Haute voltige : Seul ensemble du Cirque Eloize
La musique d’Harmonium a plané dans tous les sens hier soir lors de la première du spectacle tant attendu du Cirque Eloize mettant en vedette la musique de Serge Fiori.
Grosse émotion.
Pour avoir vu Harmonium du haut de mes 15 ans lors de La Fête nationale sur le Mont-Royal en 1975 avec un spectacle intitulé OK Nous V’là, puis le concert-fleuve de l’album l’Heptade en supplémentaire en 1979 au CEPSUM après le triomphe au théâtre Outremont, la plongée en apnée dans des eaux familières était rassurante. Reste qu’on a pris un grand respire.
La toute récente sortie du disque Seul ensemble sur Sony Musique a splendidement mis en contexte la matière du spectacle présenté hier jusqu’au 31 mars, ensuite à Québec au Théâtre Capitole dès le 20 juin. On savait la collaboration et la complicité de Serge Fiori, le Padre comme il aime s’appeler, avec Louis-Jean Cormier d’une part, puis avec Alex McMahon et Guillaume Chartrain, dont les liens tissés serrés ne datent pas d’hier.
Après tout ce remaniement des bandes maîtresses des trois albums d’Harmonium, le premier éponyme, le second, Si on avait besoin d’une cinquième saison, puis le cathartique l’Heptade, sans oublier le Fiori-Séguin de 1978, il y a dix-neuf chansons sur Seul ensemble, avec ces pistes de voix repassées dans la moulinette technologique d’aujourd’hui, ses séquences rythmiques plus vitaminées et son traitement sonore clair et limpide, justifiait amplement l’aventure. Après l’excellent travail de rematriçage et de réédition de l’Heptade XL il y a deux ans, l’optimisme était dans l’tapis. Hier soir, on est venu apprécier et goûter à ce travail de moine, a priori entendre la voix céleste de Fiori, comme on a entendu et espéré celle de Dédé Fortin émaner d’outre-tombe des enceintes sonores (grâce à Jean-Phi Goncalves) lors du spectacle-hommage aux Colocs présenté par la filiale du Cirque du Soleil, 45 Degrées l’été dernier.
Pas que les numéros de mât chinois, de voltiges acrobatiques, de contorsion, de fil de fer, de planche coréenne, de trapèze, de sangles aériennes et de roue Cyr n’étaient pas à la hauteur, même si on les a vus mille fois. Mention spéciale au numéro de funambule au-dessus du public, sur un fil accroché au balcon! Même avec un harnais de sécurité, le défi est immense et l’acrobate a parcouru la distance dans un silence absolu du public médusé. Non, toute la portion acrobatique était irréprochable, à chaque tableau sa rêverie, si chère à l’univers de Fiori.

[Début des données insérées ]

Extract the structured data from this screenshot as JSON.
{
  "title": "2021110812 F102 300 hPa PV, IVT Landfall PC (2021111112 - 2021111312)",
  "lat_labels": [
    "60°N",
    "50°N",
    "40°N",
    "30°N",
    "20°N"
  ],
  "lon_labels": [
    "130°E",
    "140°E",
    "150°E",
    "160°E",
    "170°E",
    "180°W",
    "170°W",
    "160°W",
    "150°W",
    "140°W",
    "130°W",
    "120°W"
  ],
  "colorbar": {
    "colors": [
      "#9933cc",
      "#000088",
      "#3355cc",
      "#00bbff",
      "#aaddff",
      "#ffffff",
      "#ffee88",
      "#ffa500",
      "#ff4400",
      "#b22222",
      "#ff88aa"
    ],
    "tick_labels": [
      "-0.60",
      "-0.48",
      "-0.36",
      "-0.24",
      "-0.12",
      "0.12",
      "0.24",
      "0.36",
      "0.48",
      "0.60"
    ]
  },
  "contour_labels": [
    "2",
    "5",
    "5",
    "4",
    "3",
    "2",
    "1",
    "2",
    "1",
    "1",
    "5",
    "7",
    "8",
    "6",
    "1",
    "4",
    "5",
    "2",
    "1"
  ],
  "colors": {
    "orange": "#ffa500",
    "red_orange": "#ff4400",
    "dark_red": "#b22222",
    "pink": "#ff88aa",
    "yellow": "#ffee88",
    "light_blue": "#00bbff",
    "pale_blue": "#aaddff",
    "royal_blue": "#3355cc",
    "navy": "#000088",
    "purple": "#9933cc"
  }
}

Mais la musique, même en playback, pleine d’amplitude et en haute définition nous a gardés captifs tout au long des deux heures du spectacle, entracte inclus. Dès l’ouverture avec Vert, la douceur des harmonies vocales nous a saisis, les voix se promenaient de droite à gauche, pas en surround sound, mais presque. Puis Comme un fou et En pleine face se sont succédé, avec comme pièce centrale un module aux angles obtus, ressemblant en tous points au LEM qui s’est posé sur la lune en 1969 lors de la mission Apollo 11. Module amovible, qui effectuait des circonvolutions, scintillant de lumières et sur lequel les acrobates pouvaient grimper dessus. Durant De la chambre au salon, c’était particulièrement réussi. Superbe intégration des arts du cirque avec des musiques introspectives, mettant l’humain et ses questionnements à l’avant-plan. De la belle musique d’écorché vif!

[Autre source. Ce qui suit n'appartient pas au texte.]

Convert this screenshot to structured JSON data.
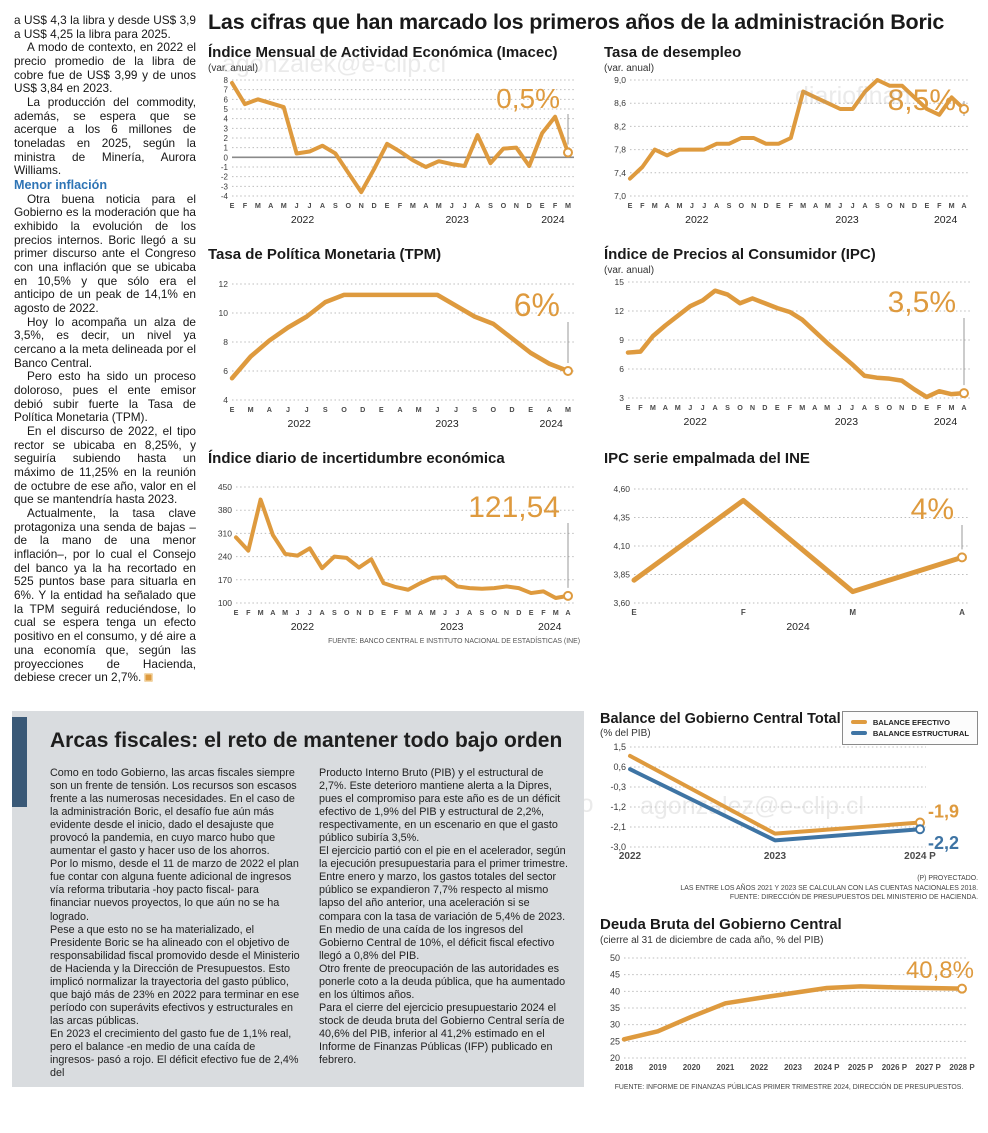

On a aussi pleinement goûté à Chanson noire, dont la mélodie est imparable, touchante au plus haut point, puis la trilogie Le premier ciel, Le corridor et L’exil de l’Heptade, toujours avec cette symphonie de mouvements gracieux des multiples danseurs habitant les planches. Agaçant par moments toutefois, cette surenchère d’expression corporelle, de chorégraphies collectives, d’arabesques de ballet-jazz que n’aurait pas renié Maurice Béjart; on se serait cru par moments dans le Big Bazar de Michel Fugain et autres Hair des années 70. Toutes ces gestuelles falbala avaient beau évoquer les mots et le calme inhérent aux chansons, c’était trop joué au premier degré, on a un peu décroché.
En revanche, la chanson Viens danser a ravivé le public et Dixie (Dis-moi c’est quoi ta toune…) a provoqué les inévitables sourires. Dixie, nous apprend-il, est un hommage à l’été montréalais et sa vie grouillante. Belle idée de mise en scène que d’entendre Fiori en voix off décrire la genèse de la chanson Aujourd’hui, je dis bonjour à la vie (il grattait sa guitare sur son balcon d’Outremont situé en face d’une cour d’école (Lajoie), d’où les gazouillements des enfants en intro), Histoire sans paroles (avec sa fameuse intro de flûte traversière) a atteint la cible avec sa toile de fond toute en fleurs, à l’image de la pochette de Si on avait besoin d’une cinquième saison.
Belle finale avec la chanson Harmonium et son refrain qui n’a pas pris une ride en 46 ans: « D’écouter le silence/ qui voudrait bien reprendre/ sa place, dans la balance/ de se remettre au monde à chaque seconde! » Avec un beat revampé, plus rentre-dedans.
Et à la fin, la toute fin, la der des ders, après la planante Comme un sage, on a été choyé avec Épilogue et son tableau à la Fellini, ses clowns, sa bicyclette miniature, bref, une galerie de personnages venus dire merci à Fiori. Grandissimo!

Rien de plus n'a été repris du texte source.